Cell ageing and metabolism

What is Cell Ageing?

Ageing is the process of becoming older. Generally speaking, the term refers especially to human beings, many animals, and fungi. Cell aging is the result of physical and chemical assaults, of molecular exhaustion, and of physiological attempts to compensate for damage. Examples include toxic adducts to macromolecules, attrition of chromosomes, DNA damage, and impaired organelles.

The Mechanism of Ageing and Metabolism

Metabolic changes are hallmarks of aging and genetic and pharmacologic alterations of relevant pathways can extend life span. Among these pathway, the fundamental theory of ageing is ROS.

ROS, also known as reactive oxygen species, are by-products of the respiratory chain in the inner mitochondrial membrane, where redox reactions create a proton gradient that drives ATP generation.

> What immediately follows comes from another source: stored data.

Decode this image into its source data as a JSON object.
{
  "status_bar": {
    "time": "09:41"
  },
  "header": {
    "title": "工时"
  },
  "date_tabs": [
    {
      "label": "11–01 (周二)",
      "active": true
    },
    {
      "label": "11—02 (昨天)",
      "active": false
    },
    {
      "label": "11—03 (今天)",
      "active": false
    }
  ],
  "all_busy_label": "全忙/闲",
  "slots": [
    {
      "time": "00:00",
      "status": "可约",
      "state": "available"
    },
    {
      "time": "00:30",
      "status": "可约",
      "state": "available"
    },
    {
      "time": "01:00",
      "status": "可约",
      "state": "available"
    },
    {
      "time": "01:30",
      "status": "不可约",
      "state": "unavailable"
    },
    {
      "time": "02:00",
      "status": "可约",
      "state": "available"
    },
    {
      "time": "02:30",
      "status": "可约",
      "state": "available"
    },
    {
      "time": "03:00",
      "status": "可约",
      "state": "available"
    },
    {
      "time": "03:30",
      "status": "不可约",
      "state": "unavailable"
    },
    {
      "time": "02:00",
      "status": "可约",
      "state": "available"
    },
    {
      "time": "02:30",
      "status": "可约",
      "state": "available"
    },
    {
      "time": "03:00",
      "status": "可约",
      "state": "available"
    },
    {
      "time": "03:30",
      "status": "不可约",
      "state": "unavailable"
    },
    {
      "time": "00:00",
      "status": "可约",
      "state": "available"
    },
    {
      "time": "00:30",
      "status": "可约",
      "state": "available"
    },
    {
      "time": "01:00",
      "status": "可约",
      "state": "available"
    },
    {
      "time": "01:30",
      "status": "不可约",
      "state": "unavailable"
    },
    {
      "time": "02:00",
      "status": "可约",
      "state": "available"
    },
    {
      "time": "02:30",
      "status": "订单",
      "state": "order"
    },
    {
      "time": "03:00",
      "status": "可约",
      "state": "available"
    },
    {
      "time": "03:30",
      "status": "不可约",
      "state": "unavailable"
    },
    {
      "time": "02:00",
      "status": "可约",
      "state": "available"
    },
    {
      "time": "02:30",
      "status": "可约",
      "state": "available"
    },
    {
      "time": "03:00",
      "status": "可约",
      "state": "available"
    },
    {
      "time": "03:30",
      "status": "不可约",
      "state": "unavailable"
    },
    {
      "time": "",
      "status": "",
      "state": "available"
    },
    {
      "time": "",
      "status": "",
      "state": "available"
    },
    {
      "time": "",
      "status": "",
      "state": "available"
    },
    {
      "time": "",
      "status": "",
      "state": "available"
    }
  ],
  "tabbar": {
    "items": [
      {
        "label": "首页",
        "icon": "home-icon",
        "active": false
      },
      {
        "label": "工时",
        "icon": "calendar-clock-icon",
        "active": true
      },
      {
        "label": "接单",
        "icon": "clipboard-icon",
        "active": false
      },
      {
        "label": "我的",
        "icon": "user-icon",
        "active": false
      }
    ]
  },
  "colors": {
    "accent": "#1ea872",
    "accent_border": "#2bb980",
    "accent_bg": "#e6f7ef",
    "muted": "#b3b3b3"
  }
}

Superoxide radicals are produced by complex (I) and complex (III) of the respiratory chain.

Three scavenging mechanisms (including superoxide dismutase [(SOD), mitochondrion and cytosol], catalase (peroxisome), and glutathione peroxidase (mitochondrion and cytosol)) act in a stepwise fashion to remove these radicals. First, SOD detoxifies the superoxide and creates hydrogen peroxide. This intermediary can form the more dangerous hydroxyl radical if not removed. Catalase and glutathione peroxidase prevent hydroxyl radical formation by converting hydrogen peroxide into water. Increased SOD activity without changes to catalase or glutathione peroxidase can be harmful due to accumulation of damaging hydroxyl radicals.

Increased ROS production through desynchronized respiration or lower ROS scavenging capacity with age offers an attractive model to explain damage to proteins through carbonylation or to DNA through guanine modifications. With their proximity to the respiratory chain, mitochondrial proteins and mitochondrial DNA that lacks protective nucleosomes are especially prone to damage.